Panie Azdoudi, w jaki sposób pomógł pan w produkcji respiratorów?
Byłem odpowiedzialny za komponenty elektroniczne, takie jak układy sterowania. Alejandro Jose i Cristian odpowiadali za kalibrację i testowanie urządzeń. Razem wykonaliśmy w sumie 400 respiratorów. W ostatnim tygodniu pracy nauczyliśmy tamtejszych pracowników, jak wykonywać nasze czynności techniczne, aby mogli kontynuować pracę już bez nas. Respiratory są obecnie produkowane seryjnie i są wykorzystywane na kilku oddziałach intensywnej terapii.
Dlaczego Pan i Pański zespół zdecydowaliście się wziąć na siebie tę odpowiedzialność?
Kiedy moja wiedza i umiejętności mogą przyczynić się do powstania urządzeń, które pomagają innym ludziom, jest to dla mnie prawdziwy dar.
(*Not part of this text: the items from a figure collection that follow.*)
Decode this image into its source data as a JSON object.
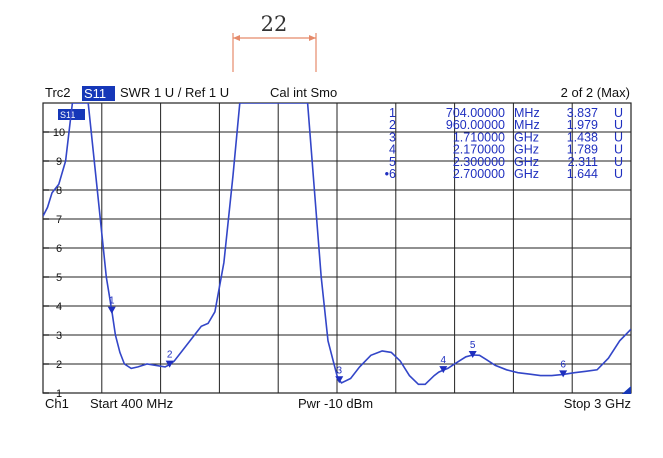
{
  "header": {
    "trace": "Trc2",
    "param": "S11",
    "format": "SWR  1 U /  Ref 1 U",
    "cal": "Cal int Smo",
    "page": "2 of 2 (Max)"
  },
  "footer": {
    "channel": "Ch1",
    "start": "Start  400 MHz",
    "power": "Pwr  -10 dBm",
    "stop": "Stop  3 GHz"
  },
  "annotation": {
    "dimension_label": "22"
  },
  "colors": {
    "trace": "#3346c8",
    "marker": "#1f2fbf",
    "grid": "#222222",
    "badge": "#1537b8"
  },
  "marker_table": [
    {
      "n": "1",
      "freq": "704.00000",
      "unit": "MHz",
      "value": "3.837",
      "vunit": "U"
    },
    {
      "n": "2",
      "freq": "960.00000",
      "unit": "MHz",
      "value": "1.979",
      "vunit": "U"
    },
    {
      "n": "3",
      "freq": "1.710000",
      "unit": "GHz",
      "value": "1.438",
      "vunit": "U"
    },
    {
      "n": "4",
      "freq": "2.170000",
      "unit": "GHz",
      "value": "1.789",
      "vunit": "U"
    },
    {
      "n": "5",
      "freq": "2.300000",
      "unit": "GHz",
      "value": "2.311",
      "vunit": "U"
    },
    {
      "n": "•6",
      "freq": "2.700000",
      "unit": "GHz",
      "value": "1.644",
      "vunit": "U"
    }
  ],
  "chart_data": {
    "type": "line",
    "xlim": [
      400,
      3000
    ],
    "ylim": [
      1,
      11
    ],
    "y_ticks": [
      1,
      2,
      3,
      4,
      5,
      6,
      7,
      8,
      9,
      10
    ],
    "x_divisions": 10,
    "grid": true,
    "series": [
      {
        "x": [
          400,
          420,
          440,
          470,
          500,
          530,
          560,
          600,
          640,
          680,
          704,
          720,
          740,
          760,
          790,
          820,
          860,
          900,
          940,
          960,
          980,
          1010,
          1040,
          1070,
          1100,
          1130,
          1160,
          1200,
          1240,
          1270,
          1300,
          1330,
          1370,
          1410,
          1450,
          1480,
          1510,
          1540,
          1570,
          1600,
          1630,
          1660,
          1700,
          1710,
          1720,
          1760,
          1800,
          1850,
          1900,
          1940,
          1980,
          2020,
          2060,
          2090,
          2110,
          2130,
          2150,
          2170,
          2190,
          2210,
          2240,
          2270,
          2300,
          2330,
          2360,
          2400,
          2450,
          2500,
          2550,
          2600,
          2650,
          2700,
          2750,
          2800,
          2850,
          2900,
          2950,
          3000
        ],
        "y": [
          7.1,
          7.4,
          7.9,
          8.2,
          9.0,
          11.0,
          11.0,
          11.0,
          8.0,
          5.0,
          3.84,
          3.0,
          2.4,
          2.0,
          1.85,
          1.9,
          2.0,
          1.95,
          1.9,
          1.98,
          2.1,
          2.4,
          2.7,
          3.0,
          3.3,
          3.4,
          3.8,
          5.5,
          8.5,
          11.0,
          11.0,
          11.0,
          11.0,
          11.0,
          11.0,
          11.0,
          11.0,
          11.0,
          11.0,
          8.0,
          5.0,
          2.8,
          1.6,
          1.44,
          1.35,
          1.5,
          1.9,
          2.3,
          2.45,
          2.4,
          2.1,
          1.6,
          1.3,
          1.3,
          1.45,
          1.6,
          1.72,
          1.79,
          1.85,
          1.95,
          2.1,
          2.25,
          2.31,
          2.3,
          2.15,
          1.95,
          1.8,
          1.7,
          1.65,
          1.6,
          1.6,
          1.64,
          1.7,
          1.75,
          1.8,
          2.2,
          2.8,
          3.2
        ]
      }
    ],
    "markers": [
      {
        "label": "1",
        "x": 704,
        "y": 3.837
      },
      {
        "label": "2",
        "x": 960,
        "y": 1.979
      },
      {
        "label": "3",
        "x": 1710,
        "y": 1.438
      },
      {
        "label": "4",
        "x": 2170,
        "y": 1.789
      },
      {
        "label": "5",
        "x": 2300,
        "y": 2.311
      },
      {
        "label": "6",
        "x": 2700,
        "y": 1.644
      }
    ]
  }
}
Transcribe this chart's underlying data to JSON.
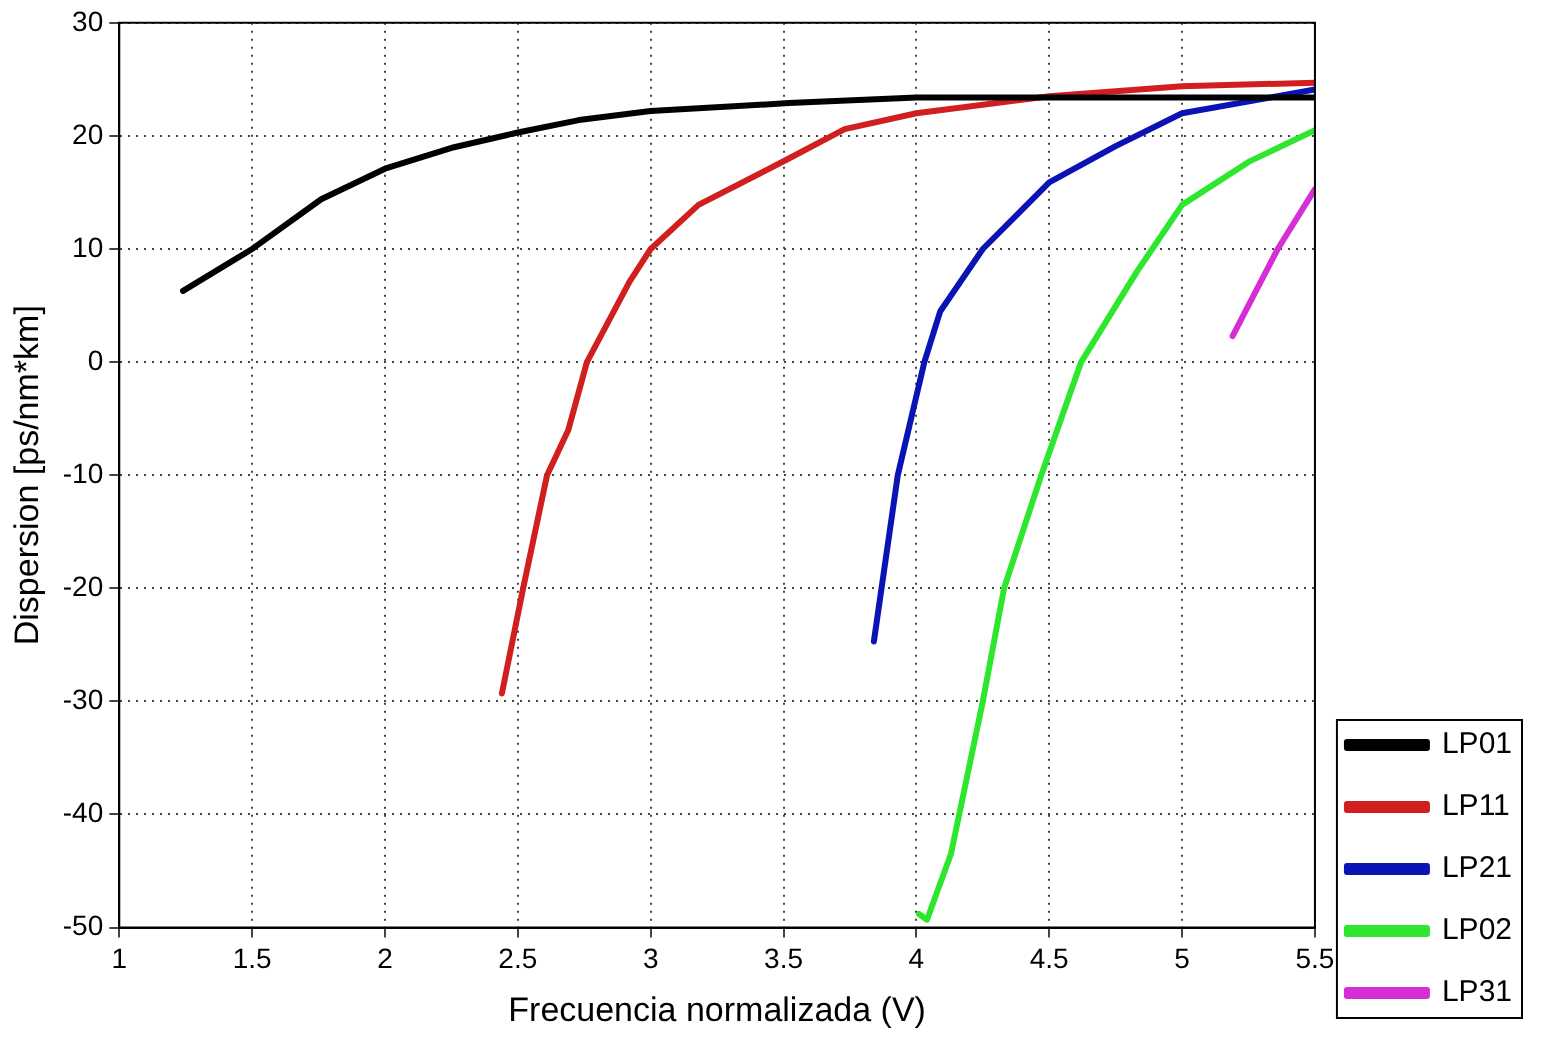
{
  "chart_data": {
    "type": "line",
    "xlabel": "Frecuencia normalizada (V)",
    "ylabel": "Dispersion [ps/nm*km]",
    "xlim": [
      1,
      5.5
    ],
    "xticks": [
      1,
      1.5,
      2,
      2.5,
      3,
      3.5,
      4,
      4.5,
      5,
      5.5
    ],
    "ylim": [
      -50,
      30
    ],
    "yticks": [
      -50,
      -40,
      -30,
      -20,
      -10,
      0,
      10,
      20,
      30
    ],
    "grid": true,
    "legend": "bottom right",
    "marker": "none",
    "line_style": "solid",
    "series": [
      {
        "name": "LP01",
        "color": "#000000",
        "x": [
          1.24,
          1.5,
          1.76,
          2.0,
          2.26,
          2.5,
          2.73,
          3.0,
          3.52,
          4.0,
          4.5,
          5.0,
          5.5
        ],
        "values": [
          6.3,
          10,
          14.4,
          17.1,
          19,
          20.3,
          21.4,
          22.2,
          22.9,
          23.4,
          23.4,
          23.4,
          23.4
        ]
      },
      {
        "name": "LP11",
        "color": "#d11f1f",
        "x": [
          2.44,
          2.52,
          2.61,
          2.69,
          2.76,
          2.92,
          3.0,
          3.18,
          3.52,
          3.73,
          4.0,
          4.5,
          5.0,
          5.5
        ],
        "values": [
          -29.3,
          -20,
          -10,
          -6,
          0,
          7.1,
          10,
          13.9,
          18,
          20.6,
          22,
          23.5,
          24.4,
          24.7
        ]
      },
      {
        "name": "LP21",
        "color": "#0a14b4",
        "x": [
          3.84,
          3.93,
          4.03,
          4.09,
          4.25,
          4.5,
          4.75,
          5.0,
          5.5
        ],
        "values": [
          -24.7,
          -10,
          0,
          4.5,
          10,
          15.9,
          19.1,
          22,
          24.1
        ]
      },
      {
        "name": "LP02",
        "color": "#2ee62e",
        "x": [
          4.01,
          4.04,
          4.13,
          4.25,
          4.33,
          4.47,
          4.62,
          4.83,
          5.0,
          5.25,
          5.5
        ],
        "values": [
          -48.8,
          -49.3,
          -43.5,
          -30,
          -20,
          -10,
          0,
          8,
          13.9,
          17.7,
          20.5
        ]
      },
      {
        "name": "LP31",
        "color": "#d52ed5",
        "x": [
          5.19,
          5.36,
          5.5
        ],
        "values": [
          2.3,
          10,
          15.3
        ]
      }
    ]
  }
}
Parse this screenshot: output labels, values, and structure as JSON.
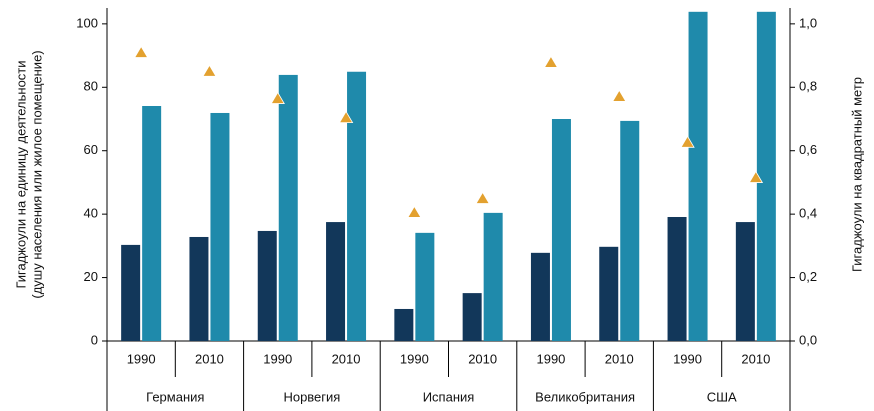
{
  "chart_data": {
    "type": "bar",
    "ylabel": [
      "Гигаджоули на единицу деятельности",
      "(душу населения или жилое помещение)"
    ],
    "y2label": "Гигаджоули на квадратный метр",
    "groups": [
      "Германия",
      "Норвегия",
      "Испания",
      "Великобритания",
      "США"
    ],
    "categories": [
      "1990",
      "2010",
      "1990",
      "2010",
      "1990",
      "2010",
      "1990",
      "2010",
      "1990",
      "2010"
    ],
    "series": [
      {
        "color": "#12375a",
        "values": [
          30.3,
          32.8,
          34.7,
          37.5,
          10.1,
          15.1,
          27.8,
          29.7,
          39.1,
          37.5
        ]
      },
      {
        "color": "#1f8aab",
        "values": [
          74.1,
          71.9,
          83.9,
          84.9,
          34.1,
          40.4,
          70,
          69.4,
          103.8,
          103.8
        ]
      },
      {
        "color": "#e3a12f",
        "marker": "triangle",
        "axis": "y2",
        "values": [
          0.908,
          0.849,
          0.763,
          0.703,
          0.404,
          0.448,
          0.877,
          0.77,
          0.625,
          0.514
        ]
      }
    ],
    "ylim": [
      0,
      105
    ],
    "yticks": [
      0,
      20,
      40,
      60,
      80,
      100
    ],
    "y2lim": [
      0,
      1.05
    ],
    "y2ticks": [
      {
        "value": 0,
        "label": "0,0"
      },
      {
        "value": 0.2,
        "label": "0,2"
      },
      {
        "value": 0.4,
        "label": "0,4"
      },
      {
        "value": 0.6,
        "label": "0,6"
      },
      {
        "value": 0.8,
        "label": "0,8"
      },
      {
        "value": 1,
        "label": "1,0"
      }
    ]
  }
}
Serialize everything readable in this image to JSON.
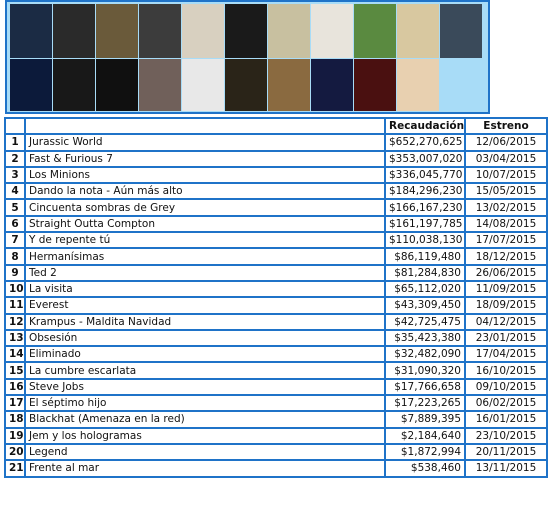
{
  "table": {
    "header": {
      "gross": "Recaudación",
      "release": "Estreno"
    },
    "rows": [
      [
        1,
        "Jurassic World",
        "$652,270,625",
        "12/06/2015"
      ],
      [
        2,
        "Fast & Furious 7",
        "$353,007,020",
        "03/04/2015"
      ],
      [
        3,
        "Los Minions",
        "$336,045,770",
        "10/07/2015"
      ],
      [
        4,
        "Dando la nota - Aún más alto",
        "$184,296,230",
        "15/05/2015"
      ],
      [
        5,
        "Cincuenta sombras de Grey",
        "$166,167,230",
        "13/02/2015"
      ],
      [
        6,
        "Straight Outta Compton",
        "$161,197,785",
        "14/08/2015"
      ],
      [
        7,
        "Y de repente tú",
        "$110,038,130",
        "17/07/2015"
      ],
      [
        8,
        "Hermanísimas",
        "$86,119,480",
        "18/12/2015"
      ],
      [
        9,
        "Ted 2",
        "$81,284,830",
        "26/06/2015"
      ],
      [
        10,
        "La visita",
        "$65,112,020",
        "11/09/2015"
      ],
      [
        11,
        "Everest",
        "$43,309,450",
        "18/09/2015"
      ],
      [
        12,
        "Krampus - Maldita Navidad",
        "$42,725,475",
        "04/12/2015"
      ],
      [
        13,
        "Obsesión",
        "$35,423,380",
        "23/01/2015"
      ],
      [
        14,
        "Eliminado",
        "$32,482,090",
        "17/04/2015"
      ],
      [
        15,
        "La cumbre escarlata",
        "$31,090,320",
        "16/10/2015"
      ],
      [
        16,
        "Steve Jobs",
        "$17,766,658",
        "09/10/2015"
      ],
      [
        17,
        "El séptimo hijo",
        "$17,223,265",
        "06/02/2015"
      ],
      [
        18,
        "Blackhat (Amenaza en la red)",
        "$7,889,395",
        "16/01/2015"
      ],
      [
        19,
        "Jem y los hologramas",
        "$2,184,640",
        "23/10/2015"
      ],
      [
        20,
        "Legend",
        "$1,872,994",
        "20/11/2015"
      ],
      [
        21,
        "Frente al mar",
        "$538,460",
        "13/11/2015"
      ]
    ]
  }
}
Firma B. Braun umożliwiła moim dwóm kolegom i mnie zaangażowanie się na wolontariat przy produkcji respiratorów.
Jak udało Wam się przetrwać ten trudny okres?
Wiedzieliśmy dokładnie, po co wykonujemy tę pracę. Każdego wieczoru przyjeżdżała furgonetka i zabierała wszystkie respiratory, które właśnie zmontowaliśmy, prosto do szpitali. To było bardzo motywujące, ponieważ im więcej ich zrobiliśmy, tym więcej mogło wkrótce trafić na oddziały intensywnej terapii. Od razu widzieliśmy, jakie efekty przynosiła nasza pomoc.
Co jest dla pana źródłem nadziei na przyszłość?
Kwiecień 2020 roku był trudnym okresem dla Hiszpanii: obowiązywał lockdown i praca zdalna. Ulice miast były puste. Kiedy przychodziłem do Centrum Technologicznego, każdego dnia widziałem ludzi, którzy pomagali sobie nawzajem i byli zaangażowani w walkę z pandemią. To dało mi dużo nadziei.